Très franchement, j’ai été surprise de constater que les valeurs que je défends étaient déjà fortement ancrées chez les candidats, pour les Juniors comme pour les Professionnels. Y compris chez ceux qui n’ont pas atteint la finale nationale car c’était déjà visible dans les dossiers de candidature. Au niveau des épreuves, ils n’ont pas cherché particulièrement à me faire plaisir ou à répondre à un cahier des charges. Mais je pense que le thème que j’ai proposé les a invités à aller plus loin dans cette direction. Le concours leur a permis de faire de belles recherches et de développer de belles histoires avec les producteurs. Je peux citer l’exemple d’un candidat Junior qui a travaillé son dessert à base de menthe, de verveine et de pomme en pleine collaboration avec son voisin et producteur. Il a résumé sa démarche par une très belle expression : « la microlocalité »... Autre exemple significatif, le déroulement complet du Championnat de France du Dessert s’étend sur la période hiver-printemps : beaucoup de propositions intégraient la pomme, la poire, les agrumes, ce qui témoigne de la prise en compte de la saisonnalité.

Vous avez plusieurs fois participé aux jurys du Championnat avant de le présider. Quel regard portez-vous sur cette compétition ?

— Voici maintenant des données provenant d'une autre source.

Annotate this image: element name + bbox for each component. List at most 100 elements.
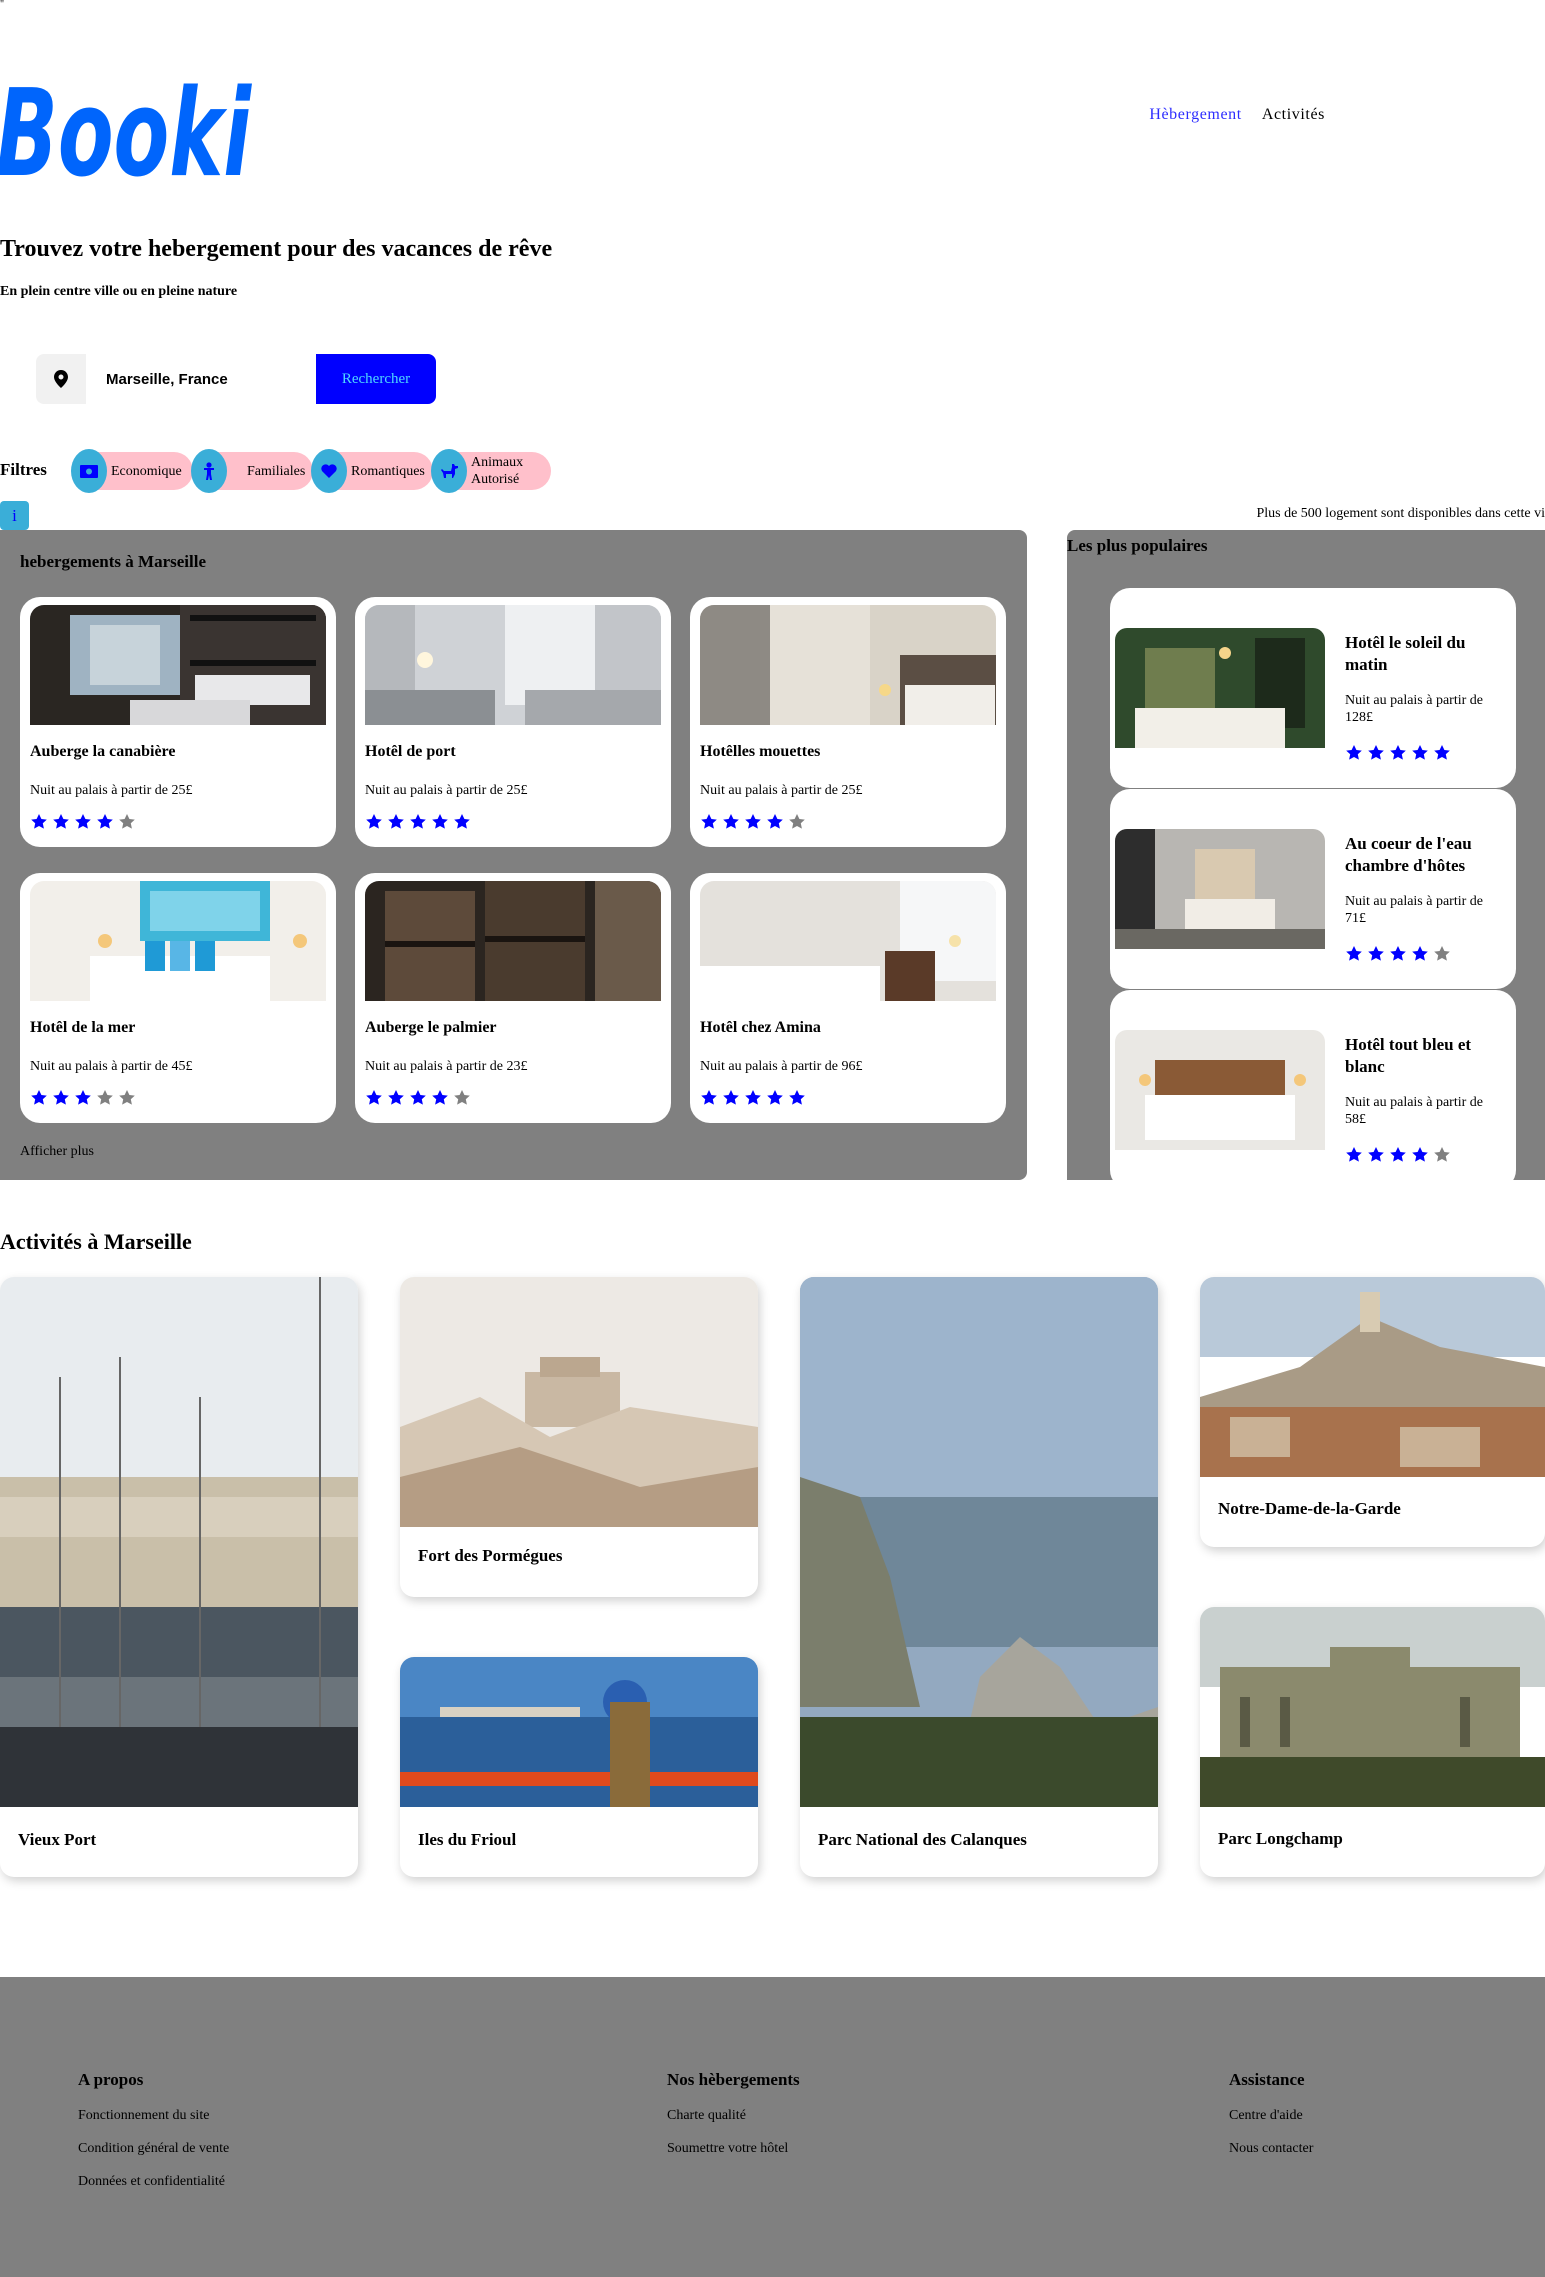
listing-price: Nuit au palais à partir de 23£ bbox=[365, 1059, 528, 1074]
listing-card[interactable]: Hotêl de la mer Nuit au palais à partir … bbox=[20, 873, 336, 1123]
listing-name: Auberge le palmier bbox=[365, 1019, 497, 1036]
activity-name: Iles du Frioul bbox=[418, 1830, 517, 1849]
star-rating bbox=[365, 1089, 471, 1111]
activity-card[interactable]: Vieux Port bbox=[0, 1277, 358, 1877]
activity-card[interactable]: Parc National des Calanques bbox=[800, 1277, 1158, 1877]
booki-logo[interactable]: Booki bbox=[0, 40, 255, 204]
activity-card[interactable]: Notre-Dame-de-la-Garde bbox=[1200, 1277, 1545, 1547]
info-icon: i bbox=[0, 501, 29, 530]
listing-card[interactable]: Auberge le palmier Nuit au palais à part… bbox=[355, 873, 671, 1123]
listing-price: Nuit au palais à partir de 25£ bbox=[700, 783, 863, 798]
location-pin-icon bbox=[36, 354, 86, 404]
dog-icon bbox=[431, 449, 467, 493]
search-button[interactable]: Rechercher bbox=[316, 354, 436, 404]
footer-column-assistance: Assistance Centre d'aide Nous contacter bbox=[1229, 2070, 1313, 2174]
filter-chip-animaux[interactable]: Animaux Autorisé bbox=[431, 449, 551, 493]
filter-chip-economique[interactable]: Economique bbox=[71, 449, 193, 493]
filter-chip-familiales[interactable]: Familiales bbox=[191, 449, 313, 493]
star-filled-icon bbox=[1433, 744, 1451, 766]
popular-name: Hotêl tout bleu et blanc bbox=[1345, 1035, 1472, 1076]
star-filled-icon bbox=[387, 813, 405, 835]
star-filled-icon bbox=[365, 813, 383, 835]
star-filled-icon bbox=[52, 813, 70, 835]
star-filled-icon bbox=[431, 1089, 449, 1111]
star-filled-icon bbox=[1411, 945, 1429, 967]
listing-card[interactable]: Hotêlles mouettes Nuit au palais à parti… bbox=[690, 597, 1006, 847]
activity-name: Notre-Dame-de-la-Garde bbox=[1218, 1499, 1401, 1518]
footer-link[interactable]: Condition général de vente bbox=[78, 2141, 229, 2157]
star-filled-icon bbox=[1367, 744, 1385, 766]
star-filled-icon bbox=[1389, 1146, 1407, 1168]
popular-photo bbox=[1115, 628, 1325, 748]
star-filled-icon bbox=[74, 813, 92, 835]
footer-link[interactable]: Données et confidentialité bbox=[78, 2174, 229, 2190]
filter-chip-label: Romantiques bbox=[351, 463, 425, 479]
popular-photo bbox=[1115, 1030, 1325, 1150]
star-rating bbox=[1345, 945, 1451, 967]
star-filled-icon bbox=[1345, 945, 1363, 967]
footer-link[interactable]: Centre d'aide bbox=[1229, 2108, 1313, 2124]
star-rating bbox=[365, 813, 471, 835]
footer-column-about: A propos Fonctionnement du site Conditio… bbox=[78, 2070, 229, 2207]
popular-card[interactable]: Hotêl tout bleu et blanc Nuit au palais … bbox=[1110, 990, 1516, 1190]
show-more-link[interactable]: Afficher plus bbox=[20, 1144, 94, 1160]
activity-card[interactable]: Fort des Pormégues bbox=[400, 1277, 758, 1597]
star-filled-icon bbox=[1411, 744, 1429, 766]
star-filled-icon bbox=[744, 1089, 762, 1111]
star-rating bbox=[30, 1089, 136, 1111]
activity-card[interactable]: Iles du Frioul bbox=[400, 1657, 758, 1877]
nav-link-activites[interactable]: Activités bbox=[1262, 106, 1325, 124]
star-rating bbox=[700, 813, 806, 835]
star-filled-icon bbox=[365, 1089, 383, 1111]
popular-card[interactable]: Hotêl le soleil du matin Nuit au palais … bbox=[1110, 588, 1516, 788]
search-input[interactable] bbox=[86, 354, 316, 404]
listing-name: Auberge la canabière bbox=[30, 743, 176, 760]
star-filled-icon bbox=[700, 1089, 718, 1111]
filter-chip-label: Economique bbox=[111, 463, 182, 479]
star-filled-icon bbox=[96, 813, 114, 835]
star-empty-icon bbox=[453, 1089, 471, 1111]
activity-name: Fort des Pormégues bbox=[418, 1546, 563, 1565]
listing-photo bbox=[365, 605, 661, 725]
popular-photo bbox=[1115, 829, 1325, 949]
footer-link[interactable]: Soumettre votre hôtel bbox=[667, 2141, 800, 2157]
star-empty-icon bbox=[118, 1089, 136, 1111]
star-rating bbox=[1345, 744, 1451, 766]
star-filled-icon bbox=[766, 813, 784, 835]
listing-price: Nuit au palais à partir de 25£ bbox=[365, 783, 528, 798]
star-rating bbox=[700, 1089, 806, 1111]
star-empty-icon bbox=[1433, 945, 1451, 967]
activity-photo bbox=[1200, 1277, 1545, 1477]
nav-link-hebergement[interactable]: Hèbergement bbox=[1149, 106, 1242, 124]
popular-name: Au coeur de l'eau chambre d'hôtes bbox=[1345, 834, 1472, 875]
star-empty-icon bbox=[118, 813, 136, 835]
star-filled-icon bbox=[409, 813, 427, 835]
popular-name: Hotêl le soleil du matin bbox=[1345, 633, 1466, 674]
star-filled-icon bbox=[1389, 945, 1407, 967]
star-rating bbox=[1345, 1146, 1451, 1168]
listing-card[interactable]: Auberge la canabière Nuit au palais à pa… bbox=[20, 597, 336, 847]
star-filled-icon bbox=[409, 1089, 427, 1111]
listing-card[interactable]: Hotêl chez Amina Nuit au palais à partir… bbox=[690, 873, 1006, 1123]
star-empty-icon bbox=[788, 813, 806, 835]
star-filled-icon bbox=[722, 1089, 740, 1111]
activities-title: Activités à Marseille bbox=[0, 1229, 192, 1254]
footer-link[interactable]: Charte qualité bbox=[667, 2108, 800, 2124]
star-filled-icon bbox=[52, 1089, 70, 1111]
stray-quote: " bbox=[0, 0, 5, 10]
listing-photo bbox=[365, 881, 661, 1001]
activity-card[interactable]: Parc Longchamp bbox=[1200, 1607, 1545, 1877]
listing-card[interactable]: Hotêl de port Nuit au palais à partir de… bbox=[355, 597, 671, 847]
star-filled-icon bbox=[1367, 1146, 1385, 1168]
star-filled-icon bbox=[30, 1089, 48, 1111]
popular-card[interactable]: Au coeur de l'eau chambre d'hôtes Nuit a… bbox=[1110, 789, 1516, 989]
footer-link[interactable]: Fonctionnement du site bbox=[78, 2108, 229, 2124]
filter-chip-romantiques[interactable]: Romantiques bbox=[311, 449, 433, 493]
star-filled-icon bbox=[1389, 744, 1407, 766]
star-filled-icon bbox=[788, 1089, 806, 1111]
footer-link[interactable]: Nous contacter bbox=[1229, 2141, 1313, 2157]
star-filled-icon bbox=[700, 813, 718, 835]
listing-name: Hotêl de la mer bbox=[30, 1019, 136, 1036]
listing-name: Hotêl de port bbox=[365, 743, 456, 760]
activity-photo bbox=[400, 1657, 758, 1807]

C’est toujours un plaisir de participer aux jurys de concours professionnels, particulièrement pour le Championnat de France du Dessert qui, outre le très haut niveau, s’inscrit dans la durée comme en témoigne son 50e anniversaire. Je dois dire que j’ai été très honorée lorsque Cultures Sucre m’a proposé de présider cette édition exceptionnelle. Le Championnat est une compétition incontestable et reconnue par la profession. Les organisateurs sont vraiment à l’écoute des professionnels et les laissent exprimer les valeurs qu’ils souhaitent porter. C’est une démarche très saine qui favorise l’évolution de notre discipline. Ce qui le rend encore plus intéressant à mes yeux c’est qu’il cultive le lien entre pâtissiers et cuisiniers. Quand le Championnat a été créé, il n’y avait pas de chefs pâtissiers au sein des brigades puis, au fil des années, la pâtisserie y a pris de plus en plus d’importance et les pâtissiers ont accédé à une véritable reconnaissance. Aujourd’hui, on mesure tout ce que le dessert de restaurant apporte à l’offre d’un grand établissement. Le Championnat de France du Dessert a parfaitement compris les synergies entre cuisine et pâtisserie. D’ailleurs les jurys sont composés, entre autres, de pâtissiers de restaurant, de pâtissiers de boutique et de chefs de cuisine. À ma connaissance, il n’y a pas d’autres concours où ces trois disciplines sont réunies. C’est une richesse qui inscrit la pâtisserie de restaurant dans une vision globale de la gastronomie française.

Pour découvrir le palmarès et les desserts lauréats du Championnat de France du dessert 2024, suivez ce lien.

 

Une icône de la scène sucrée


Claire Heitzler est une des premières grandes figures féminines de la pâtisserie contemporaine. Également pionnière en création, elle a notamment lancé la « Séquence sucrée », un menu sucré autour des légumes et des fruits. Après avoir officié aux côtés de grands chefs et au sein de prestigieux établissements (Troisgros, Ladurée, Alain Ducasse, Lasserre, Park Hyatt Dubaï...), elle crée en 2018 sa société de conseil et de formation, Claire Consulting, dédiée aux pâtissiers et responsables de restaurants. En 2021, elle ouvre sa boutique en ligne Claire Heitzler & Producteurs, implantée à Levallois-Perret (Hauts-de-Seine), où elle propose sa pâtisserie en accord avec ses valeurs.